In its 2018 accounts it recognised provisions for reversible risks or impairments of €1,159m, mainly due to developments in the oil sector in Venezuela and its equity exposure to the country, which then stood at €456m.
In addition to the evolution of the oil sector in Venezuela, the provisions were due to the increase in the discount rate, changes in the operating plans of the productive assets of the Group’s investees in Venezuela, the delay in the collection of sales and the increase in credit risk, which affected the value of financing instruments and receivables from PDVSA.
At 31 December 2018, Repsol’s total exposure in Venezuela was well over €450 million, although it was down from €1.48 billion a year earlier, due to write-downs recognised on the group’s assets in that country.
On the other hand, Repsol had an average net production in Venezuela in the first half of this year of 60,800 barrels of oil equivalent per day (5.7% more than the 57,500 barrels in the same period of 2022), equivalent to 10% of the 602,000 barrels of oil produced in the first six months of the year.
Crude oil imports grow
Spain’s purchases of Venezuelan crude oil have increased significantly this year, according to the latest information released by the Corporación de Reservas Estratégicas de Productos Petrolíferos (Cores).
Imports of Venezuelan crude oil to Spain increased by 87% in the first eight months of the year, to 813,000 tonnes, and in August, the latest data available, they represented 2.9% of all crude imported in the month.
At the market level, the announcement of the temporary lifting of US sanctions on Venezuela has resulted in a change in the trend of Brent oil prices, the European benchmark, which had rebounded 1.8 % the day before, to 91.52 dollars, following Iran’s request to impose an embargo on this raw material and other sanctions on Israel.
The US announcement of the temporary lifting of several sanctions on Venezuela, including those on the oil and gas sector, after the government of Nicolás Maduro and the opposition agreed on international supervision of the upcoming elections, has not caught Repsol by surprise.
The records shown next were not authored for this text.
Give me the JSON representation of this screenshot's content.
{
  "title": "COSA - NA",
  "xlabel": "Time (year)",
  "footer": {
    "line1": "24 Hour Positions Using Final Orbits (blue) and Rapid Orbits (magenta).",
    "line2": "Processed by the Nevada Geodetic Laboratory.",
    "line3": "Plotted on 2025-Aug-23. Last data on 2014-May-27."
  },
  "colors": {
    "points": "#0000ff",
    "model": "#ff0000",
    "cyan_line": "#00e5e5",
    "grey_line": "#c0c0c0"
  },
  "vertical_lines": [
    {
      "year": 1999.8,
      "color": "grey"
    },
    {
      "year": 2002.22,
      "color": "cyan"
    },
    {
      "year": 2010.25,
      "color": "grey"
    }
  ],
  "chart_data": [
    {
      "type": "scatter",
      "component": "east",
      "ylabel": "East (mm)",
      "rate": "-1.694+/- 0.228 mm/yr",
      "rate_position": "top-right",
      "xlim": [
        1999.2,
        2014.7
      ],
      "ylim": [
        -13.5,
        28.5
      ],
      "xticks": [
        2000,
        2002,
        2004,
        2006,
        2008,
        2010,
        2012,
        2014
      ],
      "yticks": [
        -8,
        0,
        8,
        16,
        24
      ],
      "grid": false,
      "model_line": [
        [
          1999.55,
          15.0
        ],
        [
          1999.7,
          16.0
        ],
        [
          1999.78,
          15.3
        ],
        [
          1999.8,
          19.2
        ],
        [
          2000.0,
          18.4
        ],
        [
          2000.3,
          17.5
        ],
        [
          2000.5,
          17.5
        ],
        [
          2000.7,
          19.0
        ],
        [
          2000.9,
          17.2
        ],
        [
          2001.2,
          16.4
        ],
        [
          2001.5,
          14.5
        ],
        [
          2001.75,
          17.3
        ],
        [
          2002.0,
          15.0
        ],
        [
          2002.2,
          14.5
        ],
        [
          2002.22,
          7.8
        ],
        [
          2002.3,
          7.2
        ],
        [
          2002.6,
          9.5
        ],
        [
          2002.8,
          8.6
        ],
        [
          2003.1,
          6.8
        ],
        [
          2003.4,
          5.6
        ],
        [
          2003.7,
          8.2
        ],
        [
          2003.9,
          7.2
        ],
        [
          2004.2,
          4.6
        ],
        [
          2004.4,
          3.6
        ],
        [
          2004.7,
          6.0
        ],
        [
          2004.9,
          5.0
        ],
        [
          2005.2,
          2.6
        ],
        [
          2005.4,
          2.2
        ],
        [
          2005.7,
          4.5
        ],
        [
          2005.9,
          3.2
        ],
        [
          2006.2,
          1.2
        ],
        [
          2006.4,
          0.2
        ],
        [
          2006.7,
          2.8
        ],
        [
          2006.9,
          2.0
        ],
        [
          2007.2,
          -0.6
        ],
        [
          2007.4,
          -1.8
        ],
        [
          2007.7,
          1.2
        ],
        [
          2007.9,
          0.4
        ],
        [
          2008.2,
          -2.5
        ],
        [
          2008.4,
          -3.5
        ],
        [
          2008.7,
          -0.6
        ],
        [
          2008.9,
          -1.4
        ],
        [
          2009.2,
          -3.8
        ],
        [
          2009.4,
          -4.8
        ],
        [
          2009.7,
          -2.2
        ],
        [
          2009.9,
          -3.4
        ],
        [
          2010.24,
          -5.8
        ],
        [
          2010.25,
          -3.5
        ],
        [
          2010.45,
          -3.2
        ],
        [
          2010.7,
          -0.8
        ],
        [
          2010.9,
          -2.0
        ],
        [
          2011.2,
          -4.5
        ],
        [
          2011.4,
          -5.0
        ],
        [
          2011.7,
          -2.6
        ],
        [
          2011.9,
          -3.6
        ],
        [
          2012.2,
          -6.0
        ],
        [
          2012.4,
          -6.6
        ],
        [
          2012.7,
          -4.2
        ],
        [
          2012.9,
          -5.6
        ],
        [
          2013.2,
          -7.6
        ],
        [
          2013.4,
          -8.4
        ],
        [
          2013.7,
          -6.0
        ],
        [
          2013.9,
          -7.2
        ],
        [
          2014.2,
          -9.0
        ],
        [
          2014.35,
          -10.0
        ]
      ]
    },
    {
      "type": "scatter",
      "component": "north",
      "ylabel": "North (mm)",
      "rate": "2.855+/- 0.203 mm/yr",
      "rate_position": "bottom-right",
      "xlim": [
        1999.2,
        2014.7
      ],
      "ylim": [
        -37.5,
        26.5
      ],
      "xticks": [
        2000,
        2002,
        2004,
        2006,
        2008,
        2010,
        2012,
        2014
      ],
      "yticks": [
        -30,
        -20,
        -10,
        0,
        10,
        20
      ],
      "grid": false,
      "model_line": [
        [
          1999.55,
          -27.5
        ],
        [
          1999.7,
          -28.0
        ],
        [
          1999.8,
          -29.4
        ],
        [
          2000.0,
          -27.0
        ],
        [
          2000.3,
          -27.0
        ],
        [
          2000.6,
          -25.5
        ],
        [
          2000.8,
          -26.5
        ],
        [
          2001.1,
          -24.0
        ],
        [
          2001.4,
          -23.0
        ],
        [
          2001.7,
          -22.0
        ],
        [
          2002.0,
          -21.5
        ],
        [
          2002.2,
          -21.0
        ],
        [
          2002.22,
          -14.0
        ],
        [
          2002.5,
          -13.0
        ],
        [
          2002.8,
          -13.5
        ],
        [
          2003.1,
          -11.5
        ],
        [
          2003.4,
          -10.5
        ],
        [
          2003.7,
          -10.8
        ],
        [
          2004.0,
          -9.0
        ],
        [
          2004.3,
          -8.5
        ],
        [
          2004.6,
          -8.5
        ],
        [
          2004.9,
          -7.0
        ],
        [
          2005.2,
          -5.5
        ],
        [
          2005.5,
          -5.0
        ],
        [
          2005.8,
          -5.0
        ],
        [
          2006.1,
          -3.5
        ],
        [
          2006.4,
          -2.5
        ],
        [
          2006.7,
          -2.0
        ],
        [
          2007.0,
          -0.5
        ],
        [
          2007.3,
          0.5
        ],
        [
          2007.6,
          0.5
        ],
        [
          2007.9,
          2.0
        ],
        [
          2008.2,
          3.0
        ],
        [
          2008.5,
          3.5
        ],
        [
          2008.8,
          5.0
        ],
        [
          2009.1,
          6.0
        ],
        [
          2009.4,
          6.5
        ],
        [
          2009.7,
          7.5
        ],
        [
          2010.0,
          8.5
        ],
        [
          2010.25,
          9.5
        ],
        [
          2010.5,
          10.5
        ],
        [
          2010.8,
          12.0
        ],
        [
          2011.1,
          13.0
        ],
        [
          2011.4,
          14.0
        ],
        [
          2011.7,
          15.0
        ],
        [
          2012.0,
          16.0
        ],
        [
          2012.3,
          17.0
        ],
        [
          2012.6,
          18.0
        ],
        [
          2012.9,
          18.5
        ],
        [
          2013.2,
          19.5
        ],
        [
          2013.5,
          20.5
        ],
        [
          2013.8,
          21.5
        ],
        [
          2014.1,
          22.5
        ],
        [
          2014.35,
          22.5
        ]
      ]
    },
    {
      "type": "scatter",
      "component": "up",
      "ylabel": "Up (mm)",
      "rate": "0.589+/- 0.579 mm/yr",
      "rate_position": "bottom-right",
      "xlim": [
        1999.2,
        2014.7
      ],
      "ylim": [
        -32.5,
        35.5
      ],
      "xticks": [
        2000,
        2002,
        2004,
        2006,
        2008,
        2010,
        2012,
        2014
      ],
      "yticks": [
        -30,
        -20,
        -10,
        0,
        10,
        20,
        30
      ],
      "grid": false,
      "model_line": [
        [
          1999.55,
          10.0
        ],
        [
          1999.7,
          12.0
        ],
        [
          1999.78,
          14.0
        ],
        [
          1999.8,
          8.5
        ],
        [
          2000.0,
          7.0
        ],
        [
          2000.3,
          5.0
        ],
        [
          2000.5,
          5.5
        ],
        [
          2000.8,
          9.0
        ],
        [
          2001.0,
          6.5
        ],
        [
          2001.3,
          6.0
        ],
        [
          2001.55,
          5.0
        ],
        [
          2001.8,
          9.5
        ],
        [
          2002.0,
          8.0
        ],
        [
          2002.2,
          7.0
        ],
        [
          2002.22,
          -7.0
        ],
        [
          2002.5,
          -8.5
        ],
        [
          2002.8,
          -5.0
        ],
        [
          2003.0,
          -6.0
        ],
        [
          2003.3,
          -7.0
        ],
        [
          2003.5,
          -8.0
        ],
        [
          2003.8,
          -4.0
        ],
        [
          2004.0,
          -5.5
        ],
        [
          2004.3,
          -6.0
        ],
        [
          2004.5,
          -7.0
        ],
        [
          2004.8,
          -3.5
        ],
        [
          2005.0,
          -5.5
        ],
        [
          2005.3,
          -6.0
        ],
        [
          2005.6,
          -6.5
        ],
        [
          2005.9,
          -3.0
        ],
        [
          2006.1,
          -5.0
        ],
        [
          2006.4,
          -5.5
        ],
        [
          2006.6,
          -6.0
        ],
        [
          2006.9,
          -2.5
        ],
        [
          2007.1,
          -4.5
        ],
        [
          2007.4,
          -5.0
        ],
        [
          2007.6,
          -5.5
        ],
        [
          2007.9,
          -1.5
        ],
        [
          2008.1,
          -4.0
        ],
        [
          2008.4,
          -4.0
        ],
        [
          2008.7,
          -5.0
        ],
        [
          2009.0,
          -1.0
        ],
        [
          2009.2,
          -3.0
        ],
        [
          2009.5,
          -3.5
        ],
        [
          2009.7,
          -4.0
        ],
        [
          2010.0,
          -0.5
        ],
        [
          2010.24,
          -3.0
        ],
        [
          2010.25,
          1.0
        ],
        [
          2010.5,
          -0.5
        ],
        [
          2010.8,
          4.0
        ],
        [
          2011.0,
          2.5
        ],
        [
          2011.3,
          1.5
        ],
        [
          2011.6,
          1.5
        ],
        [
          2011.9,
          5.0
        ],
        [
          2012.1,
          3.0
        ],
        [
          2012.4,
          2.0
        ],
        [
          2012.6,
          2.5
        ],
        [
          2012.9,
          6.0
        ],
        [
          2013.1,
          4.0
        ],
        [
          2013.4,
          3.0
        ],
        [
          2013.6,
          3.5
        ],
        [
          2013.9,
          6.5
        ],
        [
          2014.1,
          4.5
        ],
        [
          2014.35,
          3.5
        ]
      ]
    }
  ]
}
The Spanish oil company had already announced in its first-half financial statements report in July that, although the political and economic situation in Venezuela remained unchanged, the outlook had improved as a result of the incipient relaxation of the US government’s coercive measures.
Repsol believes that Venezuela, in the hands of a corrupt Bolivarian regime with no respect for democratic rules and where citizens do not even have enough money to buy a roll of toilet paper, will improve after Biden decreed the partial and temporary lifting of sanctions on its oil companies.
Repsol assured that it would continue to adopt the necessary measures to continue its activity in Venezuela, with respect for the applicable international sanctions regulations, including US policies, in relation to Venezuela.
But it also spoke of progress at the negotiating table between the government and the Venezuelan opposition, and warned that it expected “progressive reductions in coercive measures if these negotiations prosper”, as seems to have happened with the temporary lifting of sanctions that has taken place months later.
Since 2017, with Donald Trump as president, Washington has applied sanctions against Venezuela such as vetoing access to the US financial system, freezing bank accounts and other assets of the Maduro government, and blocking hydrocarbon imports from Petróleos de Venezuela S.A. (PDVSA), the Venezuelan state-owned oil company. All these sanctions were a consequence of Nicolás Maduro’s dictatorial ways, with little respect for democratic rules, as well as all the corruption of his leadership.
However, the Biden Administration has softened this stance, and this May, for example, announced the temporary authorisation of some transactions of several US firms with PDVSA that had been prohibited since November 2018. Repsol believes that things are going to change in one of the richest countries in Latin America, which the Bolivarians have turned into one of the poorest, where citizens do not even earn enough to buy a roll of toilet paper.